Schneider, while using sophisticated methods of printmaking, never loses sight of the glowing humanity at the core of each image. Unlike their close cousin the x-ray, these photographs never violate the boundary between body and environment. The hands and lips are brilliant in their complexity, but never try to be more than a very sophisticated surface, never penetrating to bone and sinew. For Schneider, science illuminates the body’s form, without ever violating its sanctity. That constant sense of reverence is what makes his work art, rather than a photocopier joke gone horribly awry.

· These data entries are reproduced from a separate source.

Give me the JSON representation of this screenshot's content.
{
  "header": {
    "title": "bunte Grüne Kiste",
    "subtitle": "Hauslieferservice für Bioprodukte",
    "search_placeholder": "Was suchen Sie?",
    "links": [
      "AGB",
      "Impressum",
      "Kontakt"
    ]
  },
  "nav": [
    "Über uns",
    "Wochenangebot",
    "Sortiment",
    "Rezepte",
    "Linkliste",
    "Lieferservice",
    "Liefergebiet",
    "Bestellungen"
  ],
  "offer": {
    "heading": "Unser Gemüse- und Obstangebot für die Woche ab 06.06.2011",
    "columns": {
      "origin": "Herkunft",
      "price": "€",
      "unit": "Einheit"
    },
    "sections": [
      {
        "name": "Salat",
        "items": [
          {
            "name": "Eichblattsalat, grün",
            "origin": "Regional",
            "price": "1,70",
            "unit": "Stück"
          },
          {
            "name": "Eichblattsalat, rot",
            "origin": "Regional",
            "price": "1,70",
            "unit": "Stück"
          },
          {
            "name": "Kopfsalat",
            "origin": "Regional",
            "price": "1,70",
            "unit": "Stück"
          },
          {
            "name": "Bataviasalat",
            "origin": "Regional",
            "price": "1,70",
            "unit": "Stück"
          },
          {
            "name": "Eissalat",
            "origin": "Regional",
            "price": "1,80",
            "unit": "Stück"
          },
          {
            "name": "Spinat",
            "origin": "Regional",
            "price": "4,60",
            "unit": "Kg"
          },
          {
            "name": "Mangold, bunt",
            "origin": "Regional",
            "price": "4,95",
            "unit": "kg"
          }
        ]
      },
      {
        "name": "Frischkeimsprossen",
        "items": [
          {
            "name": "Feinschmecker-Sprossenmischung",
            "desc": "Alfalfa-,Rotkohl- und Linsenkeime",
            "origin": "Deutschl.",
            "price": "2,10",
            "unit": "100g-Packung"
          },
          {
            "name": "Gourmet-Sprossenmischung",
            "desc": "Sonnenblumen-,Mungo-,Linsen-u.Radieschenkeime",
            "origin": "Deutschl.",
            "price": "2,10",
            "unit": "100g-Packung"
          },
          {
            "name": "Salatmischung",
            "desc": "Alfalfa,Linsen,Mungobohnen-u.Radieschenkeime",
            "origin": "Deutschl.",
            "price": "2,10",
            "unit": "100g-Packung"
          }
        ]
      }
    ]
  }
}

The vision of science that informs these photographs is, paradoxically, not scientific at all. Traditional science in the form of medicine seeks to classify, parametrize and regularize the body—with the aim of predicting and controlling function. Schneider works with a greater degree of freedom, in much the same way that chaos theory has opened up complex new vistas in hard science. Schneider shows how abstract art can be natural, since it can be generated simply by looking at parts of the body in a completely new way. Ironically, since science uses “handedness” to define the very concept of symmetry, Schneider only photographs right hands. This immediately strips away the context of rigid formalism that normally surrounds representations of the human body in art, allowing Schneider the space to turn the hand into his very own abstract canvas.
Schneider’s hands are a space where strange figures play. Probably very few of these children were aware that their hands contained exclamation points, pyramids, spider webs, ballet dancers or veins of gold. The charlatan photographer brings all these things to light. One can imagine a fly, with its UV vision, seeing much the same thing as it is about to be swatted. In this sense the images are very inhuman, since they require the unnatural eye of a camera to be seen.
With a line of 11 identically arranged, ghost-like hands hung side by side, the landscape certainly looks bleak at first glance. Yet in another sense, these photogrpahs humanize science itself. Even reduced to its most basic components of muscle, joint and skin, no hand is remotely similar to any other. Schneider’s accomplishment lies in the consolation that despite even the harshest scientific conditions, the individual characteristics of the hands and lips shine through.